Wednesday, March 28, 2018

Le silence de la mer


Two men meet on a deserted street. One hands his briefcase to the other and leaves without a word. Inside the case, buried beneath some shirts and bundled newspapers, there is a worn, cheap-looking paperback called Le silence de la mer, written by Vercors and published clandestinely in France during World War II. As the pages flip open, we are transported back to 1941, when “No Jews Allowed” signs popped up in cafes across the country and the only tourists strolling the streets of Paris sported Nazi uniforms.

Now, as far as storybook openings go, this is not exactly the stuff of Disney, but it is a fitting beginning for Jean-Pierre Meville’s Le silence de la mer, which adapts the Vercors novel as a grimly naturalistic fairy tale filled with captive princesses, sensitive monsters, and an entire populace held under somnolent enchantment. Unsurprisingly, Beauty and the Beast is one of the film’s key references, with the role of the monster filled by a Nazi officer named Werner von Ebrennac, who is billeted at a cozy French countryside cottage inhabited by an older man and his niece.

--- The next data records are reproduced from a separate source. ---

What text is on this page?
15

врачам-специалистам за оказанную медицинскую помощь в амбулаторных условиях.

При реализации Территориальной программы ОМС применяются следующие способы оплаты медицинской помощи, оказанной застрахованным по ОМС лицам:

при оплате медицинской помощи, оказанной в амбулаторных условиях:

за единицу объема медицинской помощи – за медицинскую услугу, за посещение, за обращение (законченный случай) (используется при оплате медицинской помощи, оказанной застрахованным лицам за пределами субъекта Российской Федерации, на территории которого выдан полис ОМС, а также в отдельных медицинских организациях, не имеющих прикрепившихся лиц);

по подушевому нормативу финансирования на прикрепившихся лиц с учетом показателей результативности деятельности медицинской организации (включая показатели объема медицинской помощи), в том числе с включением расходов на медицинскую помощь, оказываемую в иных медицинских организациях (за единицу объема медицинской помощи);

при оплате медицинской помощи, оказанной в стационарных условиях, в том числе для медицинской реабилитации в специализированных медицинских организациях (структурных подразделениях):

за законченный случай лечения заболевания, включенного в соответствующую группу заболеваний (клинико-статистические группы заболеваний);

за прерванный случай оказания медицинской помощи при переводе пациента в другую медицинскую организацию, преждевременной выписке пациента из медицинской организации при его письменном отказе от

A musician in his civilian life, the officer is charming and sensitive, a dedicated Francophile, and his fondest wish is for the occupation to meld France and Germany into “a solid union, where each is made greater.” He speaks of a broken engagement to a ferocious fraulein in the fatherland, recalling a sun-spackled, meadow-set outing where he queasily watched as his betrothed ripped the legs from a mosquito with ecstatic sadism. His love for France in general—and the niece in particular—carries with it a whiff of desperation as he searches for sanctuary from his violent compatriots. But the French are understandably skeptical of the officer’s attempt to frame the occupation as an idiosyncratic form of German courtship, and uncle and niece answer their guest’s heartfelt nightly monologues with a defiant, if fragile silence.

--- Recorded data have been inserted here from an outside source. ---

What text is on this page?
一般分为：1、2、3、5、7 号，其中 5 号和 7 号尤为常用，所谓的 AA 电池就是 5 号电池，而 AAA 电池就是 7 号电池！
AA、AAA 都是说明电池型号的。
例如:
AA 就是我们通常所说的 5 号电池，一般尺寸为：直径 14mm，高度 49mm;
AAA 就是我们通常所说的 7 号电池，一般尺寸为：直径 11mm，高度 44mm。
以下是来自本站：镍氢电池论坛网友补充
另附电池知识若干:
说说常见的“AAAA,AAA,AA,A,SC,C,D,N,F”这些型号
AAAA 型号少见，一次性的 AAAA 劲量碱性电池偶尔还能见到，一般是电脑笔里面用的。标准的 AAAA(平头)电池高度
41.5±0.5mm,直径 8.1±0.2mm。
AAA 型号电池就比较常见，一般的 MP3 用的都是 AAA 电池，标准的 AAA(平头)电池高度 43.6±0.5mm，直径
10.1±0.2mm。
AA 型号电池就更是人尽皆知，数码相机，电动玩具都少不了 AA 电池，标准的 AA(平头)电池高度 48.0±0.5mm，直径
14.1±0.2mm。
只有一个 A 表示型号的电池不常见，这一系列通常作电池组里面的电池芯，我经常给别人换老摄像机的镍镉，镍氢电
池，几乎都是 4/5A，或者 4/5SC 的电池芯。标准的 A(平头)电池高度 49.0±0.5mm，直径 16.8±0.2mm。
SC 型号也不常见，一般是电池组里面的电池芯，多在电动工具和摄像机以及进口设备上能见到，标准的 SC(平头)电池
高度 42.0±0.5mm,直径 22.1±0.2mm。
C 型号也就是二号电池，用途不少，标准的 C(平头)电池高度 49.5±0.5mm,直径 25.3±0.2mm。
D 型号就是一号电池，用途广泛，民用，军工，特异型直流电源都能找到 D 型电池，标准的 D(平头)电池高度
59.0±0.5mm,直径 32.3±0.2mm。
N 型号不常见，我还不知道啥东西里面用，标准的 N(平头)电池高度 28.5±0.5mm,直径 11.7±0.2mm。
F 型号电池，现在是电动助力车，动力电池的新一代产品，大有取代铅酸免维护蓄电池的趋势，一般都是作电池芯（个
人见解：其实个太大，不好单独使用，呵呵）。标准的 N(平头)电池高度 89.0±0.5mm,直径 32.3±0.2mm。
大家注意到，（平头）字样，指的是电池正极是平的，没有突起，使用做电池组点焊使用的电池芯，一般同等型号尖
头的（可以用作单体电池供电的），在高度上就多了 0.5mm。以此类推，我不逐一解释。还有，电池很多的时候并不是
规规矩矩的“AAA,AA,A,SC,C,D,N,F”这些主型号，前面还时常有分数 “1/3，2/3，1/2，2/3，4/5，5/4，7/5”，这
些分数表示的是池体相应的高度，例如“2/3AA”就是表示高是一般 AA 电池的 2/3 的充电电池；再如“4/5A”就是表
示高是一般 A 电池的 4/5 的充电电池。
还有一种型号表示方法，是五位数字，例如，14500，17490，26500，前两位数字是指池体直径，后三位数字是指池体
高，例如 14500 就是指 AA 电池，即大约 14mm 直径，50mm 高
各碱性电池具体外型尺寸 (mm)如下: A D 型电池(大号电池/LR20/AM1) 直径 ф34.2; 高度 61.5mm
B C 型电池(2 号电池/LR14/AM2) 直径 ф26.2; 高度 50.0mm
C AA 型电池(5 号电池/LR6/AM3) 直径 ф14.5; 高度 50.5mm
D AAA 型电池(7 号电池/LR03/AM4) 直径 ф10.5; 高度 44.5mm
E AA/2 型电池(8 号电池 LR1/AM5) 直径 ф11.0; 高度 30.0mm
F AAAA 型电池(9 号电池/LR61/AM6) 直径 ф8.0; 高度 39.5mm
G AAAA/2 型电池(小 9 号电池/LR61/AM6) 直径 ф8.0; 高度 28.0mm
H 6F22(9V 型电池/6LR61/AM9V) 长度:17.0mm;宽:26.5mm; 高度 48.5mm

“Perhaps it’s inhuman to refuse him even a single word,” admits the uncle to his niece in a moment of weakness. Perhaps, but speaking might have been even crueller. Free to say what he wants before his mute audience, von Ebrennac can maintain the illusion that he remains a cultured, humane soul while serving a genocidal regime. However, the silence is even more perilous for the French hosts. What begins as an act of resistance can easily seem like a tacit acceptance of the officer’s presence, as the uncle himself muses in his voiceover narration at one point. The distinction between passive resistance and plain passivity is not always clear. Notably, once the officer leaves for the front, preferring to die rather than defy his superiors, we still do not see the uncle and niece talk openly between each other, even though the German’s ghostly presence has finally vanished from their home. One wonders if they have forgotten how to speak.